Would it be possible, I wonder, for the issue I raise above to become an agenda item at either committee level or a full town council meeting? I ask as I feel the matter would be one of great interest to residents of the town.
 
Many thanks"
 

 

FredBassett
FredBassett
13 May 2016 16:01

Question your honour - The muti-national developers have repeatedly made it clear that they cannot justify building large numbers of so called affordable and if the same as starter homes under the current market conditions. So who is the government going to get in to build them. Are we going to see a return to local authority direct works departments employing construction workers to build their houses on their own land. If so watch out Sandy Lane and other TDC owned green sites.

Lynne
Lynne
13 May 2016 16:13

Suggest all queries be addressed to this chap:

 

 Minister of State for Housing and Planning

Brandon Lewis MP

 

 

Lynne
Lynne
14 May 2016 07:32

Extract from the 2015 Conservative Party Manifesto.

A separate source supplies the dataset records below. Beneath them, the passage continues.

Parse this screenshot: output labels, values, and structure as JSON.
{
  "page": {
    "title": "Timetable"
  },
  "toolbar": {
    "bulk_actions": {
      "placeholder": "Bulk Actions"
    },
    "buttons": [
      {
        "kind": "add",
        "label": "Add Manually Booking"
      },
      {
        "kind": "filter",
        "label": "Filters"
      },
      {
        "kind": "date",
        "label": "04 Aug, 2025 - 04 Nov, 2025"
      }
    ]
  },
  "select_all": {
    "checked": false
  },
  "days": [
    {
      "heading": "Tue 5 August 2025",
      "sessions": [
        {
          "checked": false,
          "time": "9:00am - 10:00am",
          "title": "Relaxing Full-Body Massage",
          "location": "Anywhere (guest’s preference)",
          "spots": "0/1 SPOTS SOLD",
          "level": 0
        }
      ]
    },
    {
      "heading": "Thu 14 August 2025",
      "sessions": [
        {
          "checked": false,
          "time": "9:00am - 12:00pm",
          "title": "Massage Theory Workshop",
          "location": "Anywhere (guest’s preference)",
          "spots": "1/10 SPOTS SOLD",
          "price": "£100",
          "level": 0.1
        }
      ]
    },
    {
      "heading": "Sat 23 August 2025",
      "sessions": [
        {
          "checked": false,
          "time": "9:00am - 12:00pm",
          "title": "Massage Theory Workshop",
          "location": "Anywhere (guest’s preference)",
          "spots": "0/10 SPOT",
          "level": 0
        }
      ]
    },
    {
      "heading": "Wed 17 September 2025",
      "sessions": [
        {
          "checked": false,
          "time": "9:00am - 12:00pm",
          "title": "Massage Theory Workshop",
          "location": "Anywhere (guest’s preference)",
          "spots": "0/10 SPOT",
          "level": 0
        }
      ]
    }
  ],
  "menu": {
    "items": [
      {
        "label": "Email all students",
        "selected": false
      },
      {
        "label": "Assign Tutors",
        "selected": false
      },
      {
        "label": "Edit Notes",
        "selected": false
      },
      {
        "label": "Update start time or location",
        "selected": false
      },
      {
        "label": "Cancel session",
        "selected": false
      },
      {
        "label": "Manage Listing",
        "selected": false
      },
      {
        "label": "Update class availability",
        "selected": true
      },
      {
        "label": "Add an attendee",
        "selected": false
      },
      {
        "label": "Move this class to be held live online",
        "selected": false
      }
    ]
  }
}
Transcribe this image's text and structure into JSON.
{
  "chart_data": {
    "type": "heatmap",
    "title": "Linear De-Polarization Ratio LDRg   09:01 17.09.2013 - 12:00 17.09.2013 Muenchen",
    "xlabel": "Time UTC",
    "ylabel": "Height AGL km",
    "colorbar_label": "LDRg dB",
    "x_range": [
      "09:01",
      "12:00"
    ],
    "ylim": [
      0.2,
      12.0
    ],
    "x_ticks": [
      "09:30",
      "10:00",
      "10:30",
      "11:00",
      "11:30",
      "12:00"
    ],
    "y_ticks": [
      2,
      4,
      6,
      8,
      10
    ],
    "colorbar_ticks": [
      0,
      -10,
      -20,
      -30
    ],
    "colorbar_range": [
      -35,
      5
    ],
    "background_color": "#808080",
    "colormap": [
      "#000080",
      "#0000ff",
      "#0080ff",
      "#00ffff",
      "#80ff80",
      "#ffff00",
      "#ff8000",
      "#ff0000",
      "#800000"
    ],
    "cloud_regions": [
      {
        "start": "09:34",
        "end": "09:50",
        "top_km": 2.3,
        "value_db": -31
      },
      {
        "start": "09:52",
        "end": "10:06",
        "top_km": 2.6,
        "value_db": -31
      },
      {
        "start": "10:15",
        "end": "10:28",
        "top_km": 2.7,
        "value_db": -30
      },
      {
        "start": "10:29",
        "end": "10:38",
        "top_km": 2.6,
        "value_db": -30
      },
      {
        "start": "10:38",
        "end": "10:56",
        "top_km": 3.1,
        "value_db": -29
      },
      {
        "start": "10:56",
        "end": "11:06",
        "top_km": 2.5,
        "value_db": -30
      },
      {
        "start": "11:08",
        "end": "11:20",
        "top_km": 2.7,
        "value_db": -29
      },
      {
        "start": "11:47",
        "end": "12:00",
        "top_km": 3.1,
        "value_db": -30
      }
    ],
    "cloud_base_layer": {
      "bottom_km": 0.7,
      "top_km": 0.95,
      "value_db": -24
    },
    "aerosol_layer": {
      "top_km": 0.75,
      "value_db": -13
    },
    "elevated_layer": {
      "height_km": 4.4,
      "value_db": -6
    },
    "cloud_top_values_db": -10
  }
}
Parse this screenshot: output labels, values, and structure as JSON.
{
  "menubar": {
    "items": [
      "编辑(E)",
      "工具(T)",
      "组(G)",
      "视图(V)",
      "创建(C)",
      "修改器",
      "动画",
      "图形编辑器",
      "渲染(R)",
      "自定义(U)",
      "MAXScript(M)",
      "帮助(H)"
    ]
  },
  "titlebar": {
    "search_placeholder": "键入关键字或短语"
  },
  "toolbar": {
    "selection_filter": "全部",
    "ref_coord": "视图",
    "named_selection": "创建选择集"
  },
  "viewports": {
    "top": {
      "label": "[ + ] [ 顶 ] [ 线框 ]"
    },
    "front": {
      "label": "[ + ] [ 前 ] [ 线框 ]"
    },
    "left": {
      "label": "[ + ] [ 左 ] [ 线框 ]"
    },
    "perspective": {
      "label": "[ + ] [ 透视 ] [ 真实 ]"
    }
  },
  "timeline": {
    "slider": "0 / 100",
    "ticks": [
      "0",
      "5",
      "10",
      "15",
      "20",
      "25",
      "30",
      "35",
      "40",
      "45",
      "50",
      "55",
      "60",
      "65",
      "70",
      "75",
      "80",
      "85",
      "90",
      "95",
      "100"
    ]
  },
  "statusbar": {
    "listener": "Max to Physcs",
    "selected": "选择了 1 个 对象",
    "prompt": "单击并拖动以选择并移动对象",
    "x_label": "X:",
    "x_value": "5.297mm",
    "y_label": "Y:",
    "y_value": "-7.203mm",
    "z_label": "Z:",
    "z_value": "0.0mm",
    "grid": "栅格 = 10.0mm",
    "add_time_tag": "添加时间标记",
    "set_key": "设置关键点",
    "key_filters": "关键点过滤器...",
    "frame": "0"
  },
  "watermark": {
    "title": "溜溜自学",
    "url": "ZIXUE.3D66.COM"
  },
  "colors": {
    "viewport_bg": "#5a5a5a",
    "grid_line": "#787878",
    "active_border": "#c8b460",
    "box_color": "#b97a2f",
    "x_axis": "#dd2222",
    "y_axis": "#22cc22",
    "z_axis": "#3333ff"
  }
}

"We will build 200,000 Starter Homes and 
more affordable housing.
 
We will build 200,000 quality Starter Homes over the 
course of the next Parliament, reserved for first-time 
buyers under 40 and sold at 20 per cent below the market 
price. We have delivered over 217,000 new affordable 
homes since 2010. We will now go further, delivering 
275,000 additional affordable homes by 2020. And we 
will offer 10,000 new homes to rent at below market rates".
 

 

Gary Taylor
Gary Taylor
14 May 2016 09:12

So, making a broad assumption that the number of new affordable homes built in the Coalition years between 2010 and 2015 were delivered nationally at a ratio of 25% (the same figure as set for Dawlish) then the total number of homes built in that period would equate to 868,000 (217,000 / 25%). That would be an average of 173,600 total new builds a year, which I don't think is a mile away from the actual total.

 

If the figures quoted in the Conservative Party Manifesto are to be taken at face value and that Starter Homes are to form 20% of the Affordable Home total (per the Housing and Planning Bill passed in the Commons this week), then the calculation for the total number of homes to be built between 2015 and 2020 would be as follows: 200,000 / 20% (ratio of Starter Homes to Affordable Homes) / 25% (ratio of Affordable Homes to Market Homes) = 4,000,000 (800,000 per year) which is clearly wrong.

 

I think we are looking at double-speak and double-counting at work. If only the total of Affordable Homes quoted above, 275,000, was used as the basis for the calcs then: 275,000 / 25% (AH to MH) = 1,100,000 total over 5 years, or an average 220,000 per year. An ambitious total still, but acheivable given a favourable economic wind.

 

Starter Homes (for those under 40 to buy) must therefore be a part of this 275,000 5-year Affordable Housing projection total. In other words only 75,000 Affordable Homes as we have come to know them (e.g. permanent shared equity or below market rent) are to be built. Furthermore if the total number of 'below market rent' homes is slashed to just 10,000, it may just be that these homes have already been built in the period 2015/2016.

 

So the message from our government is clear: if you need a place to live, expect to have to buy it; if you can't afford to buy, or you do not qualify for a mortgage, tough.

 

That doesn't seem much like compassionate Conservatism to me.